Eine Kategorisierung ähnelt insofern Theorien oder Methoden, als dass sich ihre Brauchbarkeit am jeweiligen Verwendungszweck messen lassen kann. Heute übliche Kategorisierungen von Computerspielen richten sich gerne nach den marktüblichen Genres und den ‘sichtbaren’ Rahmenerzählungen , deren Bildern bzw. abgebildeten Handlungen.
Problematisch wird eine Kategorisierung bei digital-vernetzten Spielen, bei emergent gameplay (in Sandbox-Games), bei pervasive Games und Spielen Zweiter Ordnung, weil hier Umdeutungen, Grenzverletzungen und Grenzüberschreitungen zum Design- und Spielprinzip geworden sind. Klassische mediale Kategorisierungsmethoden wie das ‘vollständige Durchspielen’ wirken hier etwa hilflos.
Kategorisierungsvorschlag für Pädagogen
Pädagogen benötigen z.B. eine Möglichkeit, neben den narrativen (warum handelt man?) auch die regulativen (wie handelt man?) Aspekte von (Computer-)Spielen erfassen zu können. Möglichkeiten von Kategorisierungen dieser Art könnten z.B. über die Positionierung über lerntheoretische Vorgaben erfolgen:
- Welche Spiele erfordern und unterstützen reine Reiz-Reaktions-Verhalten bzw. reines Drill & Practice (Quiz, Actiongames);
- welche logisch-sequenzielles Vorgehen (Adventures, gerichtete Hypertexte, einfache Aufbauspiele);
- welche systemisch-vernetztes Denken (komplexe Aufbau- und Strategiespiele, soziale Simulationen, Microwelten);
- welche kommunikativ-soziale Kompetenzen (kollaborative Netzwerkspiele);
- und welche metaspielerische Reflektion (atypische Spiele wie Frascas “September 12th”, LeDonnes “Super Columbine Massacre RPG”, Costikyans “Violence”, Shirts “Starpower”, die Produkte von Molleindustria oder Wiemkens “Breaking the Rules”)?
Texte & Aufgaben
- Roger Caillois (1958): Man, Play and Games.
Pages 14-26: “1. Fundamental Categories” - Bartle, Richard A. (2003). Hearts, Clubs, Diamonds, Spades: Players Who Suit MUDs.
zu lesender Abschnitt: “A Simple Taxonomy” - Pias, Claus (2002): Computerspiele im Prüfstand.

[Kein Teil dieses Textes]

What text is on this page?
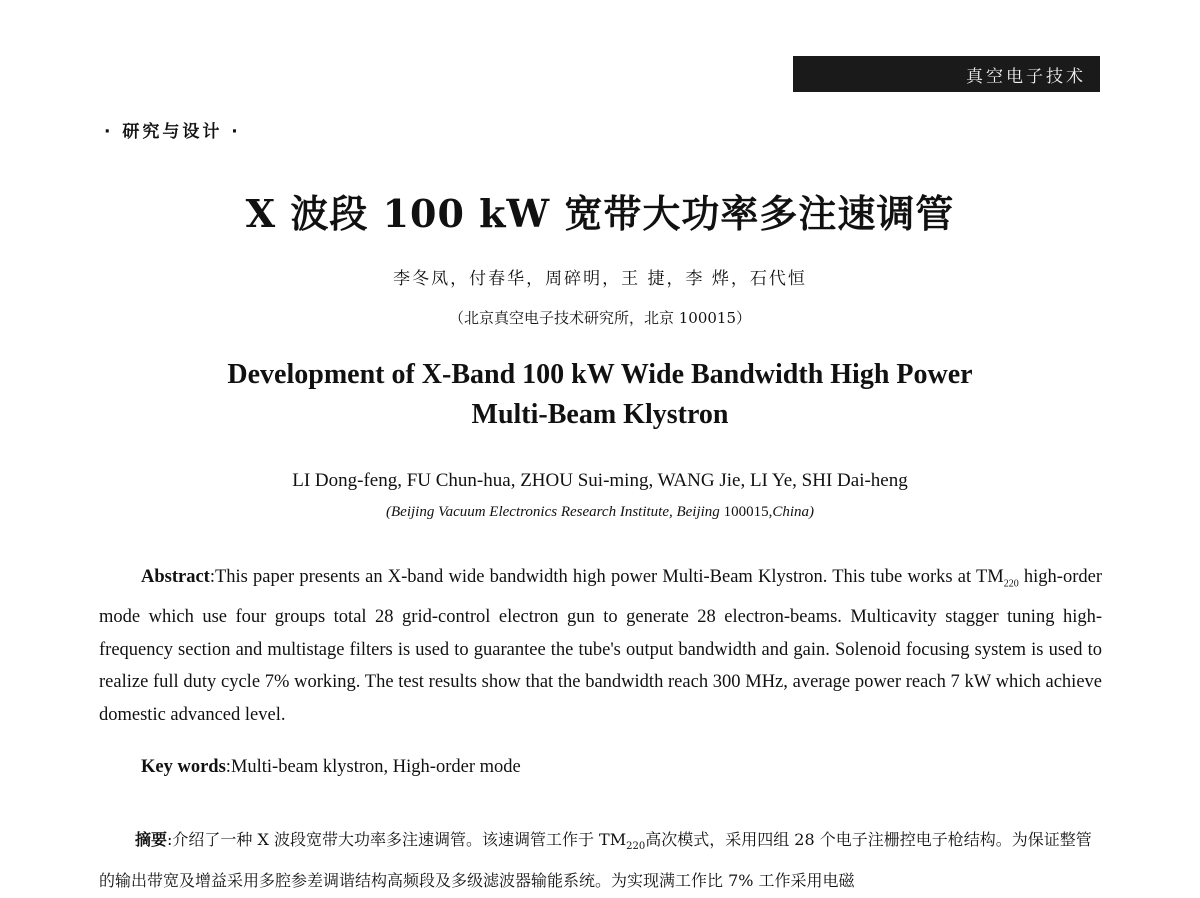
真空电子技术
· 研究与设计 ·
X 波段 100 kW 宽带大功率多注速调管
李冬凤，付春华，周碎明，王 捷，李 烨，石代恒
（北京真空电子技术研究所，北京 100015）
Development of X-Band 100 kW Wide Bandwidth High Power
Multi-Beam Klystron
LI Dong-feng, FU Chun-hua, ZHOU Sui-ming, WANG Jie, LI Ye, SHI Dai-heng
(Beijing Vacuum Electronics Research Institute, Beijing 100015,China)

Abstract:This paper presents an X-band wide bandwidth high power Multi-Beam Klystron. This tube works at $TM_{220}$ high-order mode which use four groups total 28 grid-control electron gun to generate 28 electron-beams. Multicavity stagger tuning high-frequency section and multistage filters is used to guarantee the tube's output bandwidth and gain. Solenoid focusing system is used to realize full duty cycle 7% working. The test results show that the bandwidth reach 300 MHz, average power reach 7 kW which achieve domestic advanced level.

Key words:Multi-beam klystron, High-order mode

摘要:介绍了一种 X 波段宽带大功率多注速调管。该速调管工作于 $TM_{220}$高次模式，采用四组 28 个电子注栅控电子枪结构。为保证整管的输出带宽及增益采用多腔参差调谐结构高频段及多级滤波器输能系统。为实现满工作比 7% 工作采用电磁
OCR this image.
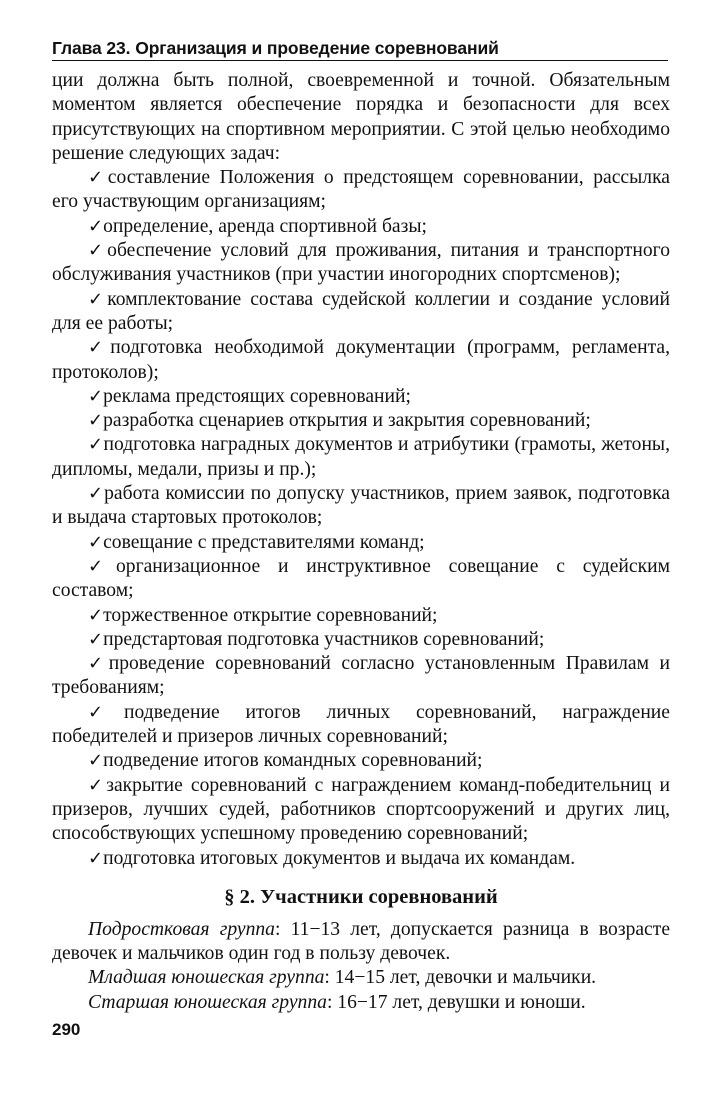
Глава 23. Организация и проведение соревнований

ции должна быть полной, своевременной и точной. Обязательным моментом является обеспечение порядка и безопасности для всех присутствующих на спортивном мероприятии. С этой целью необходимо решение следующих задач:

✓составление Положения о предстоящем соревновании, рассылка его участвующим организациям;

✓определение, аренда спортивной базы;

✓обеспечение условий для проживания, питания и транспортного обслуживания участников (при участии иногородних спортсменов);

✓комплектование состава судейской коллегии и создание условий для ее работы;

✓подготовка необходимой документации (программ, регламента, протоколов);

✓реклама предстоящих соревнований;

✓разработка сценариев открытия и закрытия соревнований;

✓подготовка наградных документов и атрибутики (грамоты, жетоны, дипломы, медали, призы и пр.);

✓работа комиссии по допуску участников, прием заявок, подготовка и выдача стартовых протоколов;

✓совещание с представителями команд;

✓организационное и инструктивное совещание с судейским составом;

✓торжественное открытие соревнований;

✓предстартовая подготовка участников соревнований;

✓проведение соревнований согласно установленным Правилам и требованиям;

✓подведение итогов личных соревнований, награждение победителей и призеров личных соревнований;

✓подведение итогов командных соревнований;

✓закрытие соревнований с награждением команд-победительниц и призеров, лучших судей, работников спортсооружений и других лиц, способствующих успешному проведению соревнований;

✓подготовка итоговых документов и выдача их командам.

§ 2. Участники соревнований

Подростковая группа: 11−13 лет, допускается разница в возрасте девочек и мальчиков один год в пользу девочек.

Младшая юношеская группа: 14−15 лет, девочки и мальчики.

Старшая юношеская группа: 16−17 лет, девушки и юноши.

290
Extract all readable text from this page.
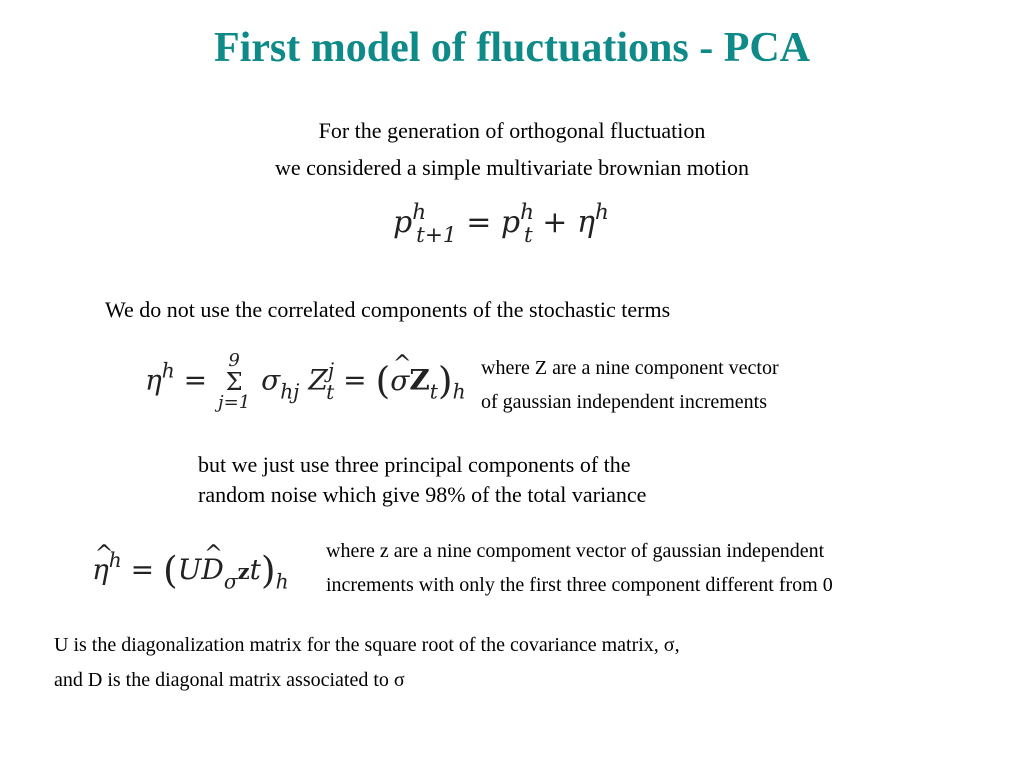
First model of fluctuations - PCA
For the generation of orthogonal fluctuation
we considered a simple multivariate brownian motion
$p^h_{t+1} = p^h_t + \eta^h$
We do not use the correlated components of the stochastic terms
$\eta^h$ =
9
Σ
j=1
$\sigma_{hj}$ $Z^j_t$ = (^ $\sigma Z_t)_h$
where Z are a nine component vector
of gaussian independent increments
but we just use three principal components of the
random noise which give 98% of the total variance
^ $\eta^h$ = (U^ $D_\sigma zt)_h$
where z are a nine compoment vector of gaussian independent
increments with only the first three component different from 0
U is the diagonalization matrix for the square root of the covariance matrix, σ,
and D is the diagonal matrix associated to σ
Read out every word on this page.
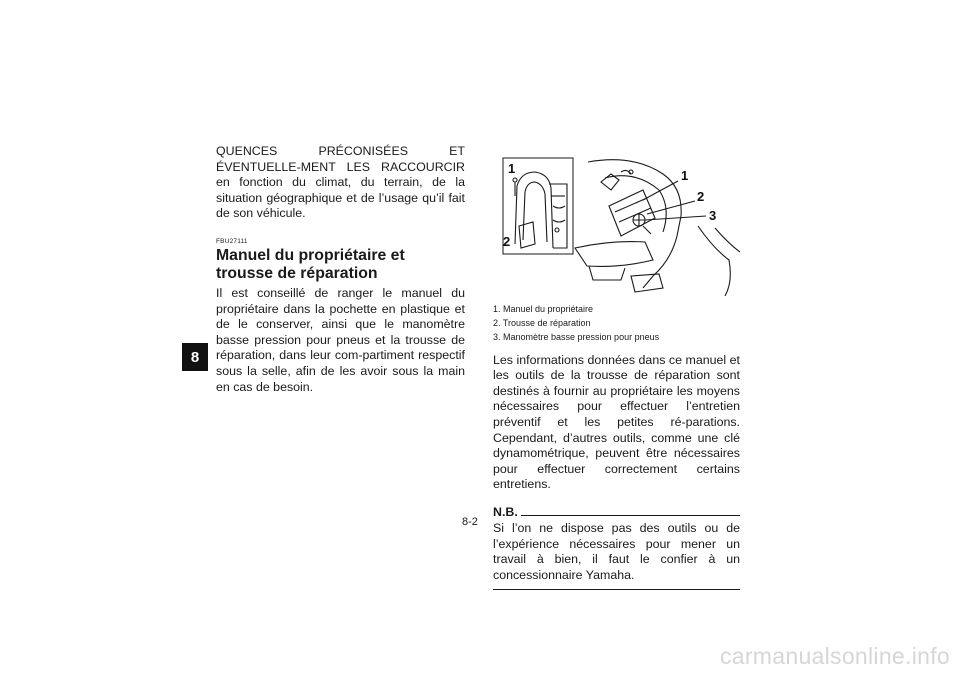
8

QUENCES PRÉCONISÉES ET ÉVENTUELLE-MENT LES RACCOURCIR en fonction du climat, du terrain, de la situation géographique et de l’usage qu’il fait de son véhicule.

FBU27111

Manuel du propriétaire et trousse de réparation

Il est conseillé de ranger le manuel du propriétaire dans la pochette en plastique et de le conserver, ainsi que le manomètre basse pression pour pneus et la trousse de réparation, dans leur com-partiment respectif sous la selle, afin de les avoir sous la main en cas de besoin.

1
2
1
2
3
1. Manuel du propriétaire
2. Trousse de réparation
3. Manomètre basse pression pour pneus

Les informations données dans ce manuel et les outils de la trousse de réparation sont destinés à fournir au propriétaire les moyens nécessaires pour effectuer l’entretien préventif et les petites ré-parations. Cependant, d’autres outils, comme une clé dynamométrique, peuvent être nécessaires pour effectuer correctement certains entretiens.

N.B.

Si l’on ne dispose pas des outils ou de l’expérience nécessaires pour mener un travail à bien, il faut le confier à un concessionnaire Yamaha.

8-2
carmanualsonline.info
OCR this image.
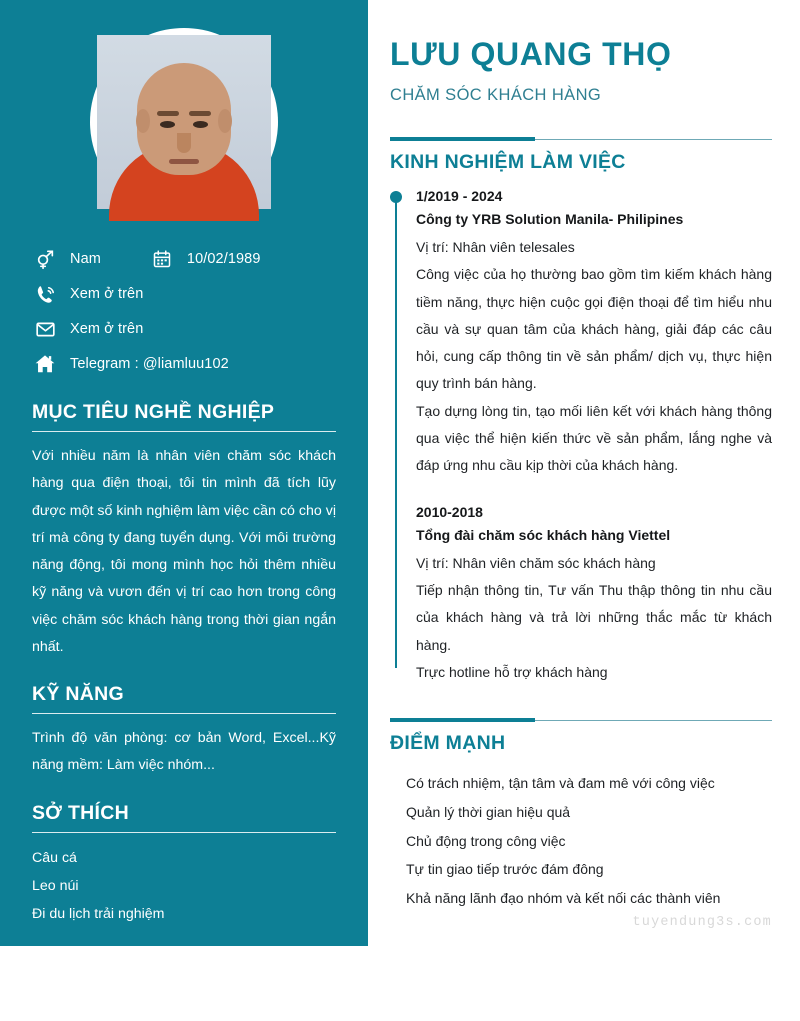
Nam	10/02/1989
Xem ở trên
Xem ở trên
Telegram : @liamluu102
MỤC TIÊU NGHỀ NGHIỆP
Với nhiều năm là nhân viên chăm sóc khách hàng qua điện thoại, tôi tin mình đã tích lũy được một số kinh nghiệm làm việc cần có cho vị trí mà công ty đang tuyển dụng. Với môi trường năng động, tôi mong mình học hỏi thêm nhiều kỹ năng và vươn đến vị trí cao hơn trong công việc chăm sóc khách hàng trong thời gian ngắn nhất.
KỸ NĂNG
Trình độ văn phòng: cơ bản Word, Excel...Kỹ năng mềm: Làm việc nhóm...
SỞ THÍCH
Câu cá
Leo núi
Đi du lịch trải nghiệm
TRÌNH ĐỘ HỌC VẤN
Trường cao đẳng Kinh tế tài chính Thái Nguyên
LƯU QUANG THỌ
CHĂM SÓC KHÁCH HÀNG
KINH NGHIỆM LÀM VIỆC
1/2019 - 2024
Công ty YRB Solution Manila- Philipines
Vị trí: Nhân viên telesales
Công việc của họ thường bao gồm tìm kiếm khách hàng tiềm năng, thực hiện cuộc gọi điện thoại để tìm hiểu nhu cầu và sự quan tâm của khách hàng, giải đáp các câu hỏi, cung cấp thông tin về sản phẩm/ dịch vụ, thực hiện quy trình bán hàng.
Tạo dựng lòng tin, tạo mối liên kết với khách hàng thông qua việc thể hiện kiến thức về sản phẩm, lắng nghe và đáp ứng nhu cầu kịp thời của khách hàng.
2010-2018
Tổng đài chăm sóc khách hàng Viettel
Vị trí: Nhân viên chăm sóc khách hàng
Tiếp nhận thông tin, Tư vấn Thu thập thông tin nhu cầu của khách hàng và trả lời những thắc mắc từ khách hàng.
Trực hotline hỗ trợ khách hàng
ĐIỂM MẠNH
Có trách nhiệm, tận tâm và đam mê với công việc
Quản lý thời gian hiệu quả
Chủ động trong công việc
Tự tin giao tiếp trước đám đông
Khả năng lãnh đạo nhóm và kết nối các thành viên
tuyendung3s.com
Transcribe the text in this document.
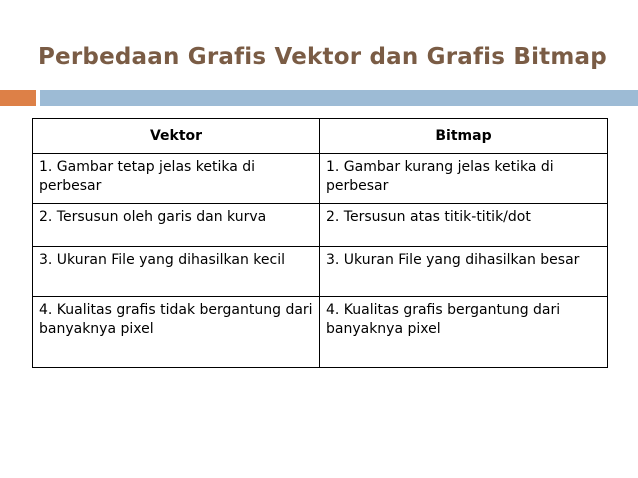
Perbedaan Grafis Vektor dan Grafis Bitmap
Vektor	Bitmap
1. Gambar tetap jelas ketika di perbesar	1. Gambar kurang jelas ketika di perbesar
2. Tersusun oleh garis dan kurva	2. Tersusun atas titik-titik/dot
3. Ukuran File yang dihasilkan kecil	3. Ukuran File yang dihasilkan besar
4. Kualitas grafis tidak bergantung dari banyaknya pixel	4. Kualitas grafis bergantung dari banyaknya pixel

Auszug - Optional, da ich den Quelltext (Piaget “Nachahmung, Spiel und Traum”) nicht digital habe und dieser auch relativ komplex ist:
Dorothy G. Singer, Tracey A . Revenson (1978): “A Piaget Primer: How A Child Thinks”
Pages 41-56, Chapter 4
Welche Kategorien wären noch denkbar, die interessierten Pädagogen neue Werkzeuge in die Hand geben?